Myth 6: Optimization And Assembly
For many programmers, optimization and
assembly are synonymous. This is much less true today than it was in
the past. If this inflames you, don’t think that I believe there
is NO place for assembly in optimization; it’s just a
smaller piece.
My justifications?
First, the use of APIs is much more
prevalent today than in the past. In many programs, the application
code written by the developer consumes a small percentage of the
total runtime. It is very common for the drivers, graphics bus, or
the graphics pipeline to be the 20% of the Pareto principle.
When the code you use, not the code you
write, is the hotspot or bottleneck, coding with optimized assembly (
excluding shader assembly ) will not be your most efficient use of
time. We have sacrificed a lot of control for code reuse through
APIs.
Second, optimizing for assembly is a
classic example of a micro optimization. A micro optimization is
more likely to have different results across PC configurations than
system or application optimizations. Everyone is familiar with the
office phrase, “It doesn’t crash on my machine”. Micro
optimizations sometimes stimulate the phrase, “It runs fast on my
machine”.
Finally, when you write assembly, you
get exactly what you write. To some, this is great. To those who
are not experts in assembly, it’s an opportunity to shoot yourself
in the foot. The term “optimizing compiler” is antiquated. Now,
even standard compilers contain optimizations. Writing assembly
bypasses the optimizations ingrained in compilers. Even text book
examples of non-data dependant loop unrolling yield slower
performance than that of pristine loop. The risk vs. reward of
pigeon-holing your compiler is not as justified as it was in the
past.
In closing this myth, I will again
repeat that there is a place, under the correct circumstances, that
optimizing with assembly is still the correct choice. For those who
prefer a higher level language, it’s good to know that compilers
are doing more of our work.
Myth 7: A Ratio Of 1 To 1, Thread To Logical Core, Is Optimal
Ok, so maybe I’m getting a bit
nit-picky. This statement is common, but more detail must be applied
to stop confusion. If using Microsoft Windows XP, you will find that
on start-up, your machine will be running anywhere between 400 to 800
threads. Does this mean we are never going to achieve the ratio
until we have an 800 core machine. Of course not.

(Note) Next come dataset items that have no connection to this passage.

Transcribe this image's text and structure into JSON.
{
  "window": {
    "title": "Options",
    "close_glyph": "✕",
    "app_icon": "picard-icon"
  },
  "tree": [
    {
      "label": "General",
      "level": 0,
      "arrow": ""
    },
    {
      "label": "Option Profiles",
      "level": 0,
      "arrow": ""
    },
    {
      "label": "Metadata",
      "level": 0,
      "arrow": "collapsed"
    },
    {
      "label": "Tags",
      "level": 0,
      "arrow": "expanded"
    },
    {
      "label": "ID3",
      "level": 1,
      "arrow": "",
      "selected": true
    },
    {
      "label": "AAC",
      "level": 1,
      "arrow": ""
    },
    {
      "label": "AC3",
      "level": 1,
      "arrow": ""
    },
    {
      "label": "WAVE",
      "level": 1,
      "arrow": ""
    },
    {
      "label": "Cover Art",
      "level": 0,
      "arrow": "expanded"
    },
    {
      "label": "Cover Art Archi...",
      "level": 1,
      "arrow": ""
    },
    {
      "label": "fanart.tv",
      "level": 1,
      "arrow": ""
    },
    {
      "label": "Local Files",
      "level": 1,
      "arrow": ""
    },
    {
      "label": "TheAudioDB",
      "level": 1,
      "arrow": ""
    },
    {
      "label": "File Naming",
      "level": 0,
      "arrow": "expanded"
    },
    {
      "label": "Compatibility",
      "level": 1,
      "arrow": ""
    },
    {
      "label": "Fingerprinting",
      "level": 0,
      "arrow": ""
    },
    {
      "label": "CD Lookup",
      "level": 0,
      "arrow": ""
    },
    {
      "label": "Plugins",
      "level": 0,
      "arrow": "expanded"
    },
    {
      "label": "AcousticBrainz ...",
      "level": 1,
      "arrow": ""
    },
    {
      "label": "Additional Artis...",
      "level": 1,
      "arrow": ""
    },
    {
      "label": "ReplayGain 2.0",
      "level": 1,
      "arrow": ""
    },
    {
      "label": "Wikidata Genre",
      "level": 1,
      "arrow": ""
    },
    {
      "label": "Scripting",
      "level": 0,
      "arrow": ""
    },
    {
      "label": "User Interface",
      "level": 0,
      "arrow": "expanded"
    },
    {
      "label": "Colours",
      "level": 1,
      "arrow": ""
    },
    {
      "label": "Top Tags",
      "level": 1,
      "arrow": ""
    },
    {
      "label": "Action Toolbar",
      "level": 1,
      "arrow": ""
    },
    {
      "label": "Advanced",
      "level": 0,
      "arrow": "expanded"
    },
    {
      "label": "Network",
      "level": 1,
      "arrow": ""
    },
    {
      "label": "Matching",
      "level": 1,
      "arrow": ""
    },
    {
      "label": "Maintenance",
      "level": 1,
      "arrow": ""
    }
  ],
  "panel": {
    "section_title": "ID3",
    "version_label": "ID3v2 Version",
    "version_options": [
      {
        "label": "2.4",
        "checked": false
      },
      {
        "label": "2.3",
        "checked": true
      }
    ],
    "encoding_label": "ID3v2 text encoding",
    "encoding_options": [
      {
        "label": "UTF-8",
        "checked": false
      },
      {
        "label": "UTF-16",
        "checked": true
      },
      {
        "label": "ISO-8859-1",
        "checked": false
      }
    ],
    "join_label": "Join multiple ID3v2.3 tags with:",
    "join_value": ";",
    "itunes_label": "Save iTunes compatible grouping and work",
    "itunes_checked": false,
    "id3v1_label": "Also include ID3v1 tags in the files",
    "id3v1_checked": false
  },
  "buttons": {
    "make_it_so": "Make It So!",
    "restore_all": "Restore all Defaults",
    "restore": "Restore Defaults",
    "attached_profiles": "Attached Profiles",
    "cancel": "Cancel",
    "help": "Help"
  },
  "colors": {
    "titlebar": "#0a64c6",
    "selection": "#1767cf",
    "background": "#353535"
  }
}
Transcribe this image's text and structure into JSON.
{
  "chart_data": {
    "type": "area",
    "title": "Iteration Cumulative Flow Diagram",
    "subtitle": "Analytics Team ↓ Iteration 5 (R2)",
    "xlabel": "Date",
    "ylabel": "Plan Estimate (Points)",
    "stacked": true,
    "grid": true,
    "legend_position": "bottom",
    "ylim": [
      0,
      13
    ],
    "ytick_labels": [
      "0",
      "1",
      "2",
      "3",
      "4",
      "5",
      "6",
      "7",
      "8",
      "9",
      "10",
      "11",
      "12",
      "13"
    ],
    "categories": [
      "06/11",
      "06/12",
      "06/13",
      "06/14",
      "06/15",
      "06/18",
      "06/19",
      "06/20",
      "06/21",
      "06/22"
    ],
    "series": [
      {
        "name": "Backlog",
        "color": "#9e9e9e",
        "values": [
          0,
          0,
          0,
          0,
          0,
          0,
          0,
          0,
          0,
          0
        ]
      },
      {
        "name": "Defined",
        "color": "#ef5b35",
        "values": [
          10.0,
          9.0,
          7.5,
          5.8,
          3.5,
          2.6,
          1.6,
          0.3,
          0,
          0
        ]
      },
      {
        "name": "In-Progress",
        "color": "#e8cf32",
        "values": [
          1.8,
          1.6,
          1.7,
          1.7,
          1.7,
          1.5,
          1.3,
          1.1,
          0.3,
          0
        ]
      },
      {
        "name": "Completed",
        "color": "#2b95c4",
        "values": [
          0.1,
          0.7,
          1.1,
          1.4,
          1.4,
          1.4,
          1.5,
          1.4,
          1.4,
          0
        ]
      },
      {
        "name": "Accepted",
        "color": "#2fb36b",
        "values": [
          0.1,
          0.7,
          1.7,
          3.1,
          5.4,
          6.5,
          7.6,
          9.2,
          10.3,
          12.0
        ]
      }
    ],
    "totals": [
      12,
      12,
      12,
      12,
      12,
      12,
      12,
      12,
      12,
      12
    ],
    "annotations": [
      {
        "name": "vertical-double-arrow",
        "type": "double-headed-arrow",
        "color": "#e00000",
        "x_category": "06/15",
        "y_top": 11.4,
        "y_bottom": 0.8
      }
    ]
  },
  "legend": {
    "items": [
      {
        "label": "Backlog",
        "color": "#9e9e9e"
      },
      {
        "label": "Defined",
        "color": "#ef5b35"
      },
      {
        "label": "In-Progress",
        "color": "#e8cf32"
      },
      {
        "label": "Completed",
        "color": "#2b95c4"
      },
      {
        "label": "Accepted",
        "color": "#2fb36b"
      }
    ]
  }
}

A more accurate phrase is, “a ratio
of 1 to 1 intensive threads is optimal”. Two threads, running at
50% can share one core efficiently. The difficulty in this example
is to ensure that the executing 50% does not occur at the same time
for both threads.
Myth 8: Multi-threading With Efficient Synchronization Will Always Increase Performance
This myth is related to myth 5 and is
likely to go away as multi-core systems memory architectures evolve.
The root of this myth is that multi-threading does not increase
memory performance, it complicates it.
If a given algorithm is bound by memory
performance, then dividing the task across threads will not increase
the performance. And by opening the door to false sharing and
increased cache eviction, the potential for a decrease in performance
exists.
|